No. Naughty Dog persisted on the release date in spite of the leaks. They did try to copyright claim videos with leaks on YouTube, but the damage was done.
 
None of my family care at all about corona virus. Dad openly distains it constantly, being a [big guy] at [large governmental organization], and claims everyone who died or even took time off was catagorized for corona to get that sweet money. I felt weird cautioning him to at least be a little careful, as everyone else is doom posting IRL about it constantly. There is no middle ground.

At my job, we were forced to work in a conex box rather than out of our usual bay workshops. That enabled us to be totally retarded and fuck around all of the time, rather than some of the time. That was a plus. All the places I'd hit up for used guns or trucks were totally emptied out because of stimulus and unemployment checks. That's a negative.

2020 was a total wash, I did what I wanted and progressed a bit. The only difference was the comedy as people lost their collective minds. Also watched a coworker turn into a QBoomer because of covid and BLM. Was quite an interesting microcosm watching that unfold.
 
It’s still too early to predict what 2021 will bring, even with the ongoing pandemic and economy going up and down. If anything, I think 2020 was a blessing in disguise, since it made me appreciate the slow slice of life moments that were handed down to me.

This year made me focus on self studying and self teaching subjects in the hard sciences like chemistry and physics, while also making more time to go to the park a whole lot more. The traditional jogging and pull up exercises actually made me appreciate nature a whole lot more. And next year, I’m going back to grad school, and if I get accepted, I’m studying computer science while self studying mathematics on the side.
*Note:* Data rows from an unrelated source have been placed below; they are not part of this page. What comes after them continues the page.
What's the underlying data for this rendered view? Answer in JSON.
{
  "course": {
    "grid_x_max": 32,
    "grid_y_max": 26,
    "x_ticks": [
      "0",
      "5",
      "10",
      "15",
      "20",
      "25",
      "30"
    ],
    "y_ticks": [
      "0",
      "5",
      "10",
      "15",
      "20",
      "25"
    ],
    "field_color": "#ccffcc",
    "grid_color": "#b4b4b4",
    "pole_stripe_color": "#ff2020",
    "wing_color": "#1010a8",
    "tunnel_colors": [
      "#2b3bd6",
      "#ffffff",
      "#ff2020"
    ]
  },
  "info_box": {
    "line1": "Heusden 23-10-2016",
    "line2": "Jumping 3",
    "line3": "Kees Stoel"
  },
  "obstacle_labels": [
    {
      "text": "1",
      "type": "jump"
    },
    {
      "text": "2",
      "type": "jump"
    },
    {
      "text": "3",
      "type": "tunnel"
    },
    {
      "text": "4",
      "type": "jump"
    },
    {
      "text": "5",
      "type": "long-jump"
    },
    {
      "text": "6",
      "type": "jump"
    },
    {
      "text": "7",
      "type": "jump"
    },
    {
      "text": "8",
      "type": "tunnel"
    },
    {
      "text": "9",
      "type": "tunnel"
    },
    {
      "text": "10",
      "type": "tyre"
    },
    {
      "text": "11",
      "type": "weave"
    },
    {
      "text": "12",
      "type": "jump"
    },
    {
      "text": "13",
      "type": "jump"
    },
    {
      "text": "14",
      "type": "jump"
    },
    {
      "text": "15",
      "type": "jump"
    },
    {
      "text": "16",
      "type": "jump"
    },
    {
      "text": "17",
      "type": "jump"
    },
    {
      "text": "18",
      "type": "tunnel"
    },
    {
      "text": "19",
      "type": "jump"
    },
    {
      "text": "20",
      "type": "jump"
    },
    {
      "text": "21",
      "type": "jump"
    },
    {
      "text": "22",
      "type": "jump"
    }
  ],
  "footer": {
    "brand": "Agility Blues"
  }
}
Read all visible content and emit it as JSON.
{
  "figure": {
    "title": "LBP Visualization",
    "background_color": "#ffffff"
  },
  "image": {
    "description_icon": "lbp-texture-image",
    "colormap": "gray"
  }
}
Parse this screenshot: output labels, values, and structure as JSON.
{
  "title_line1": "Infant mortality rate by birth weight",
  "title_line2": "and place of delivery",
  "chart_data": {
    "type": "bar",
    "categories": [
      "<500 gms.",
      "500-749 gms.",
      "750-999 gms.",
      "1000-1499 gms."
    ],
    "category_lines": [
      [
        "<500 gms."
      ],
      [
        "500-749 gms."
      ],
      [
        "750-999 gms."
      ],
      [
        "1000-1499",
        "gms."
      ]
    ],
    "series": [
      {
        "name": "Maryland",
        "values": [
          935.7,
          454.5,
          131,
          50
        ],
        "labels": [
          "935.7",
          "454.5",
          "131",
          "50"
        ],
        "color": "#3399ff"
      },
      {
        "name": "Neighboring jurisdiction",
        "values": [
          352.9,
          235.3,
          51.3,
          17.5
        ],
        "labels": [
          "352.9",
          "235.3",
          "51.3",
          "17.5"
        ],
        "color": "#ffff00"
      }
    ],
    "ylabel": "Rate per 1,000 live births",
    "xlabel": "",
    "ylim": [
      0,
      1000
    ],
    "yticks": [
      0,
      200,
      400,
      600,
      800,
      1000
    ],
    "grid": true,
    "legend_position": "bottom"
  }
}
Everyone else is talking about 2020 being the worst year they’ve experienced, while at the same time not realizing how lucky we have it if you compare to to other years that have been considered much worse – also when you realize people are trying to out-miserable the miserable by competing over who can make other lives’ worse in the process. Even through the thick and the thin, we still have the power to see the change that we want to see, instead of trying to “change the world” with things that will be considered meaningless.